L’officier, qui dans son inconscient profond a toujours été capable de distinguer le Mal du Bien puisqu’il se montre plein de sagesse et d’amour pour tout ce qui l’entoure, éprouve cependant le besoin de revivre certaines sensations, de ressentir des émotions liées au passé, de s’analyser très profondément à travers toutes les heures qu’il passe en compagnie de l’oncle et de la nièce.

« Il parut dans un silence songeur, explorer sa propre pensée. Il se mordillait lentement la lèvre [14] . »

Toute autre personne se serait sentie gênée face au silence et au total manque de réactions des deux Français, mais Ebrennac, au contraire, s’en sert, peut-être afin de libérer son âme et son cœur des peurs et des angoisses de sa vie et ainsi atteindre la vérité et la paix.

« Sa voix bourdonnante s’élevait doucement,… et ce fut au long de ces soirées sur les sujets qui habitaient son coeur, sa musique, la France… un interminable monologue ; car pas une fois il ne tenta d’obtenir de nous une réponse… Et même un regard [15]. »

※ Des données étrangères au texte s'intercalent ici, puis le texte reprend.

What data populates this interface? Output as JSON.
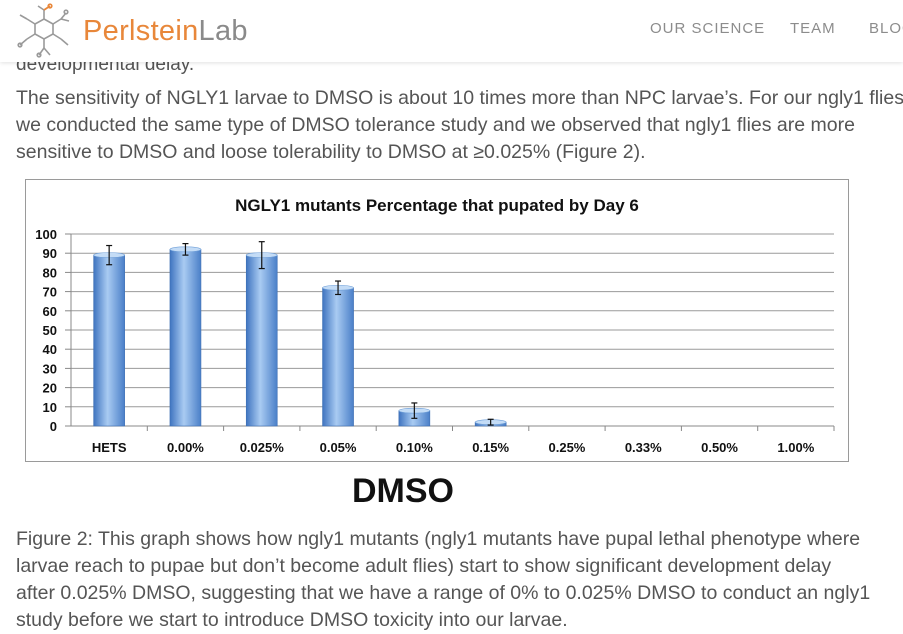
{
  "header": {
    "brand_part1": "Perlstein",
    "brand_part2": "Lab",
    "nav": [
      "OUR SCIENCE",
      "TEAM",
      "BLOG"
    ],
    "brand_orange": "#e8873a"
  },
  "body": {
    "cut_text": "developmental delay.",
    "paragraph_lines": [
      "The sensitivity of NGLY1 larvae to DMSO is about 10 times more than NPC larvae’s. For our ngly1 flies,",
      "we conducted the same type of DMSO tolerance study and we observed that ngly1 flies are more",
      "sensitive to DMSO and loose tolerability to DMSO at  ≥0.025% (Figure 2)."
    ],
    "chart_caption_below": "DMSO",
    "caption_lines": [
      "Figure 2: This graph shows how ngly1 mutants (ngly1 mutants have pupal lethal phenotype where",
      "larvae reach to pupae but don’t become adult flies) start to show significant development delay",
      "after 0.025% DMSO, suggesting that we have a range of 0% to 0.025% DMSO to conduct an ngly1",
      "study before we start to introduce DMSO toxicity into our larvae."
    ]
  },
  "chart_data": {
    "type": "bar",
    "title": "NGLY1 mutants Percentage that pupated by Day 6",
    "xlabel": "DMSO",
    "ylabel": "",
    "categories": [
      "HETS",
      "0.00%",
      "0.025%",
      "0.05%",
      "0.10%",
      "0.15%",
      "0.25%",
      "0.33%",
      "0.50%",
      "1.00%"
    ],
    "values": [
      89,
      92,
      89,
      72,
      8,
      2,
      0,
      0,
      0,
      0
    ],
    "errors": [
      5,
      3,
      7,
      3.5,
      4,
      1.5,
      0,
      0,
      0,
      0
    ],
    "ylim": [
      0,
      100
    ],
    "yticks": [
      0,
      10,
      20,
      30,
      40,
      50,
      60,
      70,
      80,
      90,
      100
    ],
    "grid": true,
    "bar_color": "#6f9fd8"
  }
}
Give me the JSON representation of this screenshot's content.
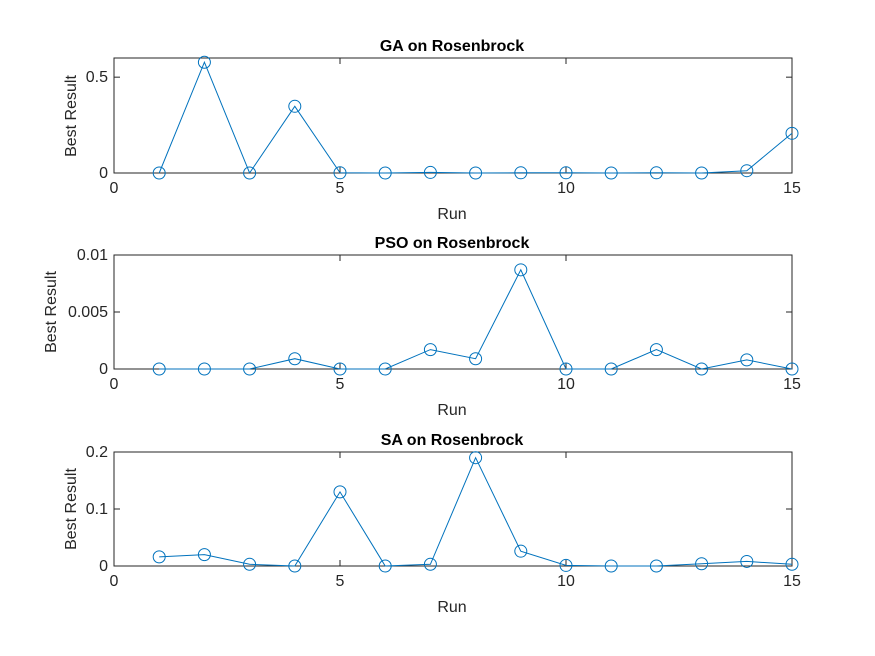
{
  "chart_data": [
    {
      "type": "line",
      "title": "GA on Rosenbrock",
      "xlabel": "Run",
      "ylabel": "Best Result",
      "xlim": [
        0,
        15
      ],
      "ylim": [
        0,
        0.6
      ],
      "xticks": [
        "0",
        "5",
        "10",
        "15"
      ],
      "yticks": [
        "0",
        "0.5"
      ],
      "ytick_values": [
        0,
        0.5
      ],
      "x": [
        1,
        2,
        3,
        4,
        5,
        6,
        7,
        8,
        9,
        10,
        11,
        12,
        13,
        14,
        15
      ],
      "series": [
        {
          "values": [
            0.0,
            0.578,
            0.0,
            0.348,
            0.001,
            0.0,
            0.003,
            0.0,
            0.001,
            0.001,
            0.0,
            0.001,
            0.0,
            0.012,
            0.207
          ]
        }
      ],
      "marker": "circle",
      "grid": false
    },
    {
      "type": "line",
      "title": "PSO on Rosenbrock",
      "xlabel": "Run",
      "ylabel": "Best Result",
      "xlim": [
        0,
        15
      ],
      "ylim": [
        0,
        0.01
      ],
      "xticks": [
        "0",
        "5",
        "10",
        "15"
      ],
      "yticks": [
        "0",
        "0.005",
        "0.01"
      ],
      "ytick_values": [
        0,
        0.005,
        0.01
      ],
      "x": [
        1,
        2,
        3,
        4,
        5,
        6,
        7,
        8,
        9,
        10,
        11,
        12,
        13,
        14,
        15
      ],
      "series": [
        {
          "values": [
            0.0,
            0.0,
            0.0,
            0.0009,
            0.0,
            0.0,
            0.0017,
            0.0009,
            0.0087,
            0.0,
            0.0,
            0.0017,
            0.0,
            0.0008,
            0.0
          ]
        }
      ],
      "marker": "circle",
      "grid": false
    },
    {
      "type": "line",
      "title": "SA on Rosenbrock",
      "xlabel": "Run",
      "ylabel": "Best Result",
      "xlim": [
        0,
        15
      ],
      "ylim": [
        0,
        0.2
      ],
      "xticks": [
        "0",
        "5",
        "10",
        "15"
      ],
      "yticks": [
        "0",
        "0.1",
        "0.2"
      ],
      "ytick_values": [
        0,
        0.1,
        0.2
      ],
      "x": [
        1,
        2,
        3,
        4,
        5,
        6,
        7,
        8,
        9,
        10,
        11,
        12,
        13,
        14,
        15
      ],
      "series": [
        {
          "values": [
            0.016,
            0.02,
            0.003,
            0.0,
            0.13,
            0.0,
            0.003,
            0.19,
            0.026,
            0.001,
            0.0,
            0.0,
            0.004,
            0.008,
            0.003
          ]
        }
      ],
      "marker": "circle",
      "grid": false
    }
  ],
  "colors": {
    "line": "#0072bd",
    "axes": "#262626",
    "background": "#ffffff"
  }
}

Werner est un homme adulte, cultivé, doté d’une grande humanité et d’une extrême sensibilité. Son analyse et ses jugements font preuve de sagesse et d’intelligence, mais en même temps on peut dire que pendant toute sa vie il a manqué d’objectivité et n’est pas arrivé à voir la vérité. C’est comme s’il lui avait manqué quelque chose (ou quelqu’un) durant les différentes étapes de sa croissance, c’est comme si le souvenir de l’idéologie du père et non de celle de la mère l’avait obligé, afin de diminuer ses souffrances et ses tristesses, à vivre dans la naïveté.

C’est pourquoi, une fois qu’il a rencontré la nièce, il l’identifie peut-être à l’image maternelle, ce qui suscite son désir de combler ce manque et de rompre le silence de son âme face à la réalité de la vie.

« Tant de choses remuent dans l’âme d’un Allemand même le meilleur. Et dont il aimerait tant qu’on le guérisse… [16] »

Pour atteindre la perfection du « soi », l’être humain a besoin de parcourir chacune des étapes de l’apprentissage du moi, et ceci ne peut se faire en l’absence des parents qui servent de modèle à l’enfant. C’est pourquoi l’absence de la mère de Werner l’a peut-être rendu très mûr et a avivé sa sensibilité dans certains domaines, notamment artistiques (musique et littérature), mais l’a plongé dans un rêve qui lui a servi de fausse protection jusqu’à l’âge adulte.

Nous pouvons parler de « fausse » protection puisque, pendant de longues années, il a oublié de s’analyser et de réfléchir aux raisons de sa souffrance : il a sauté des étapes importantes de la construction de son « moi conscient » en laissant de côté son « moi inconscient ».

Comme Werner, si l’on a un but, on construit sa vie autour de ce but, en se battant durement pour conjurer un vide intérieur, en essayant de ne pas y penser, en le niant. Notre officier, sans doute inconsciemment, sent sa fin arriver et avec elle une soif de savoir. Il est un homme respectable et juste, mais aveuglé ou dupé par une ancienne souffrance qui, encore une fois, témoigne d’une relation au complexe d’Oedipe.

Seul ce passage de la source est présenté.